I would assume it changed when the Internet took hold and maybe it was so gradual that you could not put a real date on it. I assume that the passing of music past borders digitally changed listening habits of us all and maybe we have not lost but are losing the old cultures. Like television chipped away at the drawling accents of Southerners in The States and probably did for many of the culture pockets around the world. I knew a guy who worked in Japan for three years and for a couple of years after coming back talked English with the slightest change in his enunciation.
Which meant that the first couple of times I heard A True Ascension From the Wayward Path, I found it lacking anything I could recognize as Irish or even British. In fact, had I heard it blind, I would have said The States without hesitation.

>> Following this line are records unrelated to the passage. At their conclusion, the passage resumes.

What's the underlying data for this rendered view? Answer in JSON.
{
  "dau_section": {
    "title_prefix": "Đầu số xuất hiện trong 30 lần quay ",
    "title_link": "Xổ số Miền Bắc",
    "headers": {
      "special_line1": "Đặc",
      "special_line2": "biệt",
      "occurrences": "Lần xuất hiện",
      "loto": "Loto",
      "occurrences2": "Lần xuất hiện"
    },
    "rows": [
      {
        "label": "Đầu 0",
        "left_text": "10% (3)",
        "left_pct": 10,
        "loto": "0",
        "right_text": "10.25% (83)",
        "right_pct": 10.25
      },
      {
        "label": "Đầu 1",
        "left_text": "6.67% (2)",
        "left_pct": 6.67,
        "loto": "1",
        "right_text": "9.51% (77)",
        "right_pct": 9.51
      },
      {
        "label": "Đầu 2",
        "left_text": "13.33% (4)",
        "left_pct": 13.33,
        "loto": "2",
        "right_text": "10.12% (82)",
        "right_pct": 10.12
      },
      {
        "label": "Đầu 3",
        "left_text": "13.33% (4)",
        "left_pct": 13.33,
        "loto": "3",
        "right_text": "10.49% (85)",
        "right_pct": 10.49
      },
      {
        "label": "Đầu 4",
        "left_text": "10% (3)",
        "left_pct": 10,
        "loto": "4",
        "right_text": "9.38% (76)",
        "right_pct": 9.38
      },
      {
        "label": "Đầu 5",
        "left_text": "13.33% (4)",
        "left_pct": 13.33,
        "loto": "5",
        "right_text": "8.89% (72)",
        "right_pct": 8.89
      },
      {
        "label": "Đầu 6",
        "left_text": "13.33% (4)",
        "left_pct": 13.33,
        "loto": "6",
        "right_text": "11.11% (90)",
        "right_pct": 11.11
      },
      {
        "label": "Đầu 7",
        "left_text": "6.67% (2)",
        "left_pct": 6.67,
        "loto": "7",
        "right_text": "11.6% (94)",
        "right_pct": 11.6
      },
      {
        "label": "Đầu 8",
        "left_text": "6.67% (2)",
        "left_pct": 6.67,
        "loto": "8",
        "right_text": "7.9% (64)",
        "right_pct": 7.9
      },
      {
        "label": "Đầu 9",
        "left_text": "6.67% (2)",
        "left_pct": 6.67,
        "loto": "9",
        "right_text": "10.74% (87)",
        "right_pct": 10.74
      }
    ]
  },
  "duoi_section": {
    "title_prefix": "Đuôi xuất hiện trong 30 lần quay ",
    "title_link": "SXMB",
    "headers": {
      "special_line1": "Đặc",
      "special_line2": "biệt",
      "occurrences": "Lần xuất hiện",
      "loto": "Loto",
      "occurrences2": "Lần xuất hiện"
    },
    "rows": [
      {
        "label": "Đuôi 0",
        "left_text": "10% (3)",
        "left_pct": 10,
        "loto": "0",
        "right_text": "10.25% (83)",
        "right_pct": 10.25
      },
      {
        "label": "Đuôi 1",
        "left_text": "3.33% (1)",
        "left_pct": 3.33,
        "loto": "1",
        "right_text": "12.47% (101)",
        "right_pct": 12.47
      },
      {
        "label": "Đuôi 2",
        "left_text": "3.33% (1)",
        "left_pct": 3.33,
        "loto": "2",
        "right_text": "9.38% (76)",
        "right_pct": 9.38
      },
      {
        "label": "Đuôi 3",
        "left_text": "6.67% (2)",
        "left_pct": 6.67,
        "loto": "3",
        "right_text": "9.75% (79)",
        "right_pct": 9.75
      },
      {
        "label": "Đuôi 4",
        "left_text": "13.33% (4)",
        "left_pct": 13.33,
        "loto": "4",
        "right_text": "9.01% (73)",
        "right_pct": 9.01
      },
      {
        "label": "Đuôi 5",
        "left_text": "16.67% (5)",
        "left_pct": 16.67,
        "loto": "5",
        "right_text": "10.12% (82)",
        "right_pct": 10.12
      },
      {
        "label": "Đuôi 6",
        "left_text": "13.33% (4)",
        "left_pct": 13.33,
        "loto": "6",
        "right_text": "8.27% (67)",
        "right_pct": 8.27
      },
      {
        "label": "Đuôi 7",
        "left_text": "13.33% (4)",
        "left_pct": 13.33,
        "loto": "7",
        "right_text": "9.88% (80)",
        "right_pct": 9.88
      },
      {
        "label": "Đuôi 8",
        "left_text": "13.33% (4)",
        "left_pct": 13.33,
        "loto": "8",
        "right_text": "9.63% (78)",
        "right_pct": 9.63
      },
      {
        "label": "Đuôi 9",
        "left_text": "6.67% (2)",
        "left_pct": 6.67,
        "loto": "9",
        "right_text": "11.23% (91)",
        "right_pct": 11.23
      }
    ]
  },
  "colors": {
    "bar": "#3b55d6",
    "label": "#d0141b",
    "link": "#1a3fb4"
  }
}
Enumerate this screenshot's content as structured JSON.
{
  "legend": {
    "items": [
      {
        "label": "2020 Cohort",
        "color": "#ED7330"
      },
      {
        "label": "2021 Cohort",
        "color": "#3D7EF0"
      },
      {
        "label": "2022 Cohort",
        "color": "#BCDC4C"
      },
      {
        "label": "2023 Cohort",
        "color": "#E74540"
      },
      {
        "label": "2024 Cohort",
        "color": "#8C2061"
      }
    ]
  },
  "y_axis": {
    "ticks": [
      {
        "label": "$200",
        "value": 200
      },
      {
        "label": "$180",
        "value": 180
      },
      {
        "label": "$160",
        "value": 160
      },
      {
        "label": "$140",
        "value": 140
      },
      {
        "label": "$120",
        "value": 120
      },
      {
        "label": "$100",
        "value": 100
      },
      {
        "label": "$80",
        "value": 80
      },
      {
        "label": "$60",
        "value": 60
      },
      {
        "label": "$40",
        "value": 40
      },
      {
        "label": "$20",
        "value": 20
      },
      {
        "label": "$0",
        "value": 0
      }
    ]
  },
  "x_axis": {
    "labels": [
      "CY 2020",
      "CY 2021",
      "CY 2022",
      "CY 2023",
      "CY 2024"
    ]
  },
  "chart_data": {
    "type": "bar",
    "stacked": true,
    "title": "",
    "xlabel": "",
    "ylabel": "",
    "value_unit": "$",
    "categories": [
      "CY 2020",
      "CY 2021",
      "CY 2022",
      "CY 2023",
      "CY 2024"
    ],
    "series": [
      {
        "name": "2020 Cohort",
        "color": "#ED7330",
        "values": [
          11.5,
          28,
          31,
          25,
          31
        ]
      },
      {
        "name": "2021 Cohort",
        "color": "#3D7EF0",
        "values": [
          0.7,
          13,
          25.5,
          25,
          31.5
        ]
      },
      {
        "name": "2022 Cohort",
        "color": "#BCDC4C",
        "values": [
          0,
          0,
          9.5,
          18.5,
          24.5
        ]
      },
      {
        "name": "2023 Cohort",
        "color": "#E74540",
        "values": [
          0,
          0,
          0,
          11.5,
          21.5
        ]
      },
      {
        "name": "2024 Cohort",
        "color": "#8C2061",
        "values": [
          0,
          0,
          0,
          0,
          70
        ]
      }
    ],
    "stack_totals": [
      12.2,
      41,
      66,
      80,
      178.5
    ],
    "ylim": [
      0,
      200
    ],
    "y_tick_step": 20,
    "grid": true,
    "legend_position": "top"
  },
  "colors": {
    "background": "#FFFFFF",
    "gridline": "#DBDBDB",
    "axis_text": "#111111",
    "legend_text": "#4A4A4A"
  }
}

Six songs make my point, each one sounding more Kentucky or California than County Cork or County Donegal, starting with the straight-ahead “Death Country,” the acoustic guitar, Dylan-esque harmonica and basic male/female voices giving no clue as to origin. Which leads into a slower and even more basic “Romance in Morphine,” sounding a lot like something Australia’s roots musician Bill Jackson might have written. Then into an upbeat but light “Brand New Day” and after that my favorite song on the mini-album/EP, “Home From the War,” the hook slow and emotional, the song full of meaning beyond just the lyrics, more Josh Ritter or Sam Morrow than anything else I can think of. “Not On My Side” floats over an acoustic guitar/strings road, reflective but somehow positive— and then rain and thunder which magically fades into an old hymn. Capping it off is a primo cover of Leadbelly’s “Where Did You Sleep Last Night” which you may know better as “In the Pines” because most people are too lazy to go beyond the obvious (which in this case is obviously not).
This is pretty much as good as anything America can come up with, so what the hell? Americana it is, and well worth hearing.
And the video above? To really understand the music you should watch and listen to it. There is a story behind the songs. More than one, actually. And they make all the difference.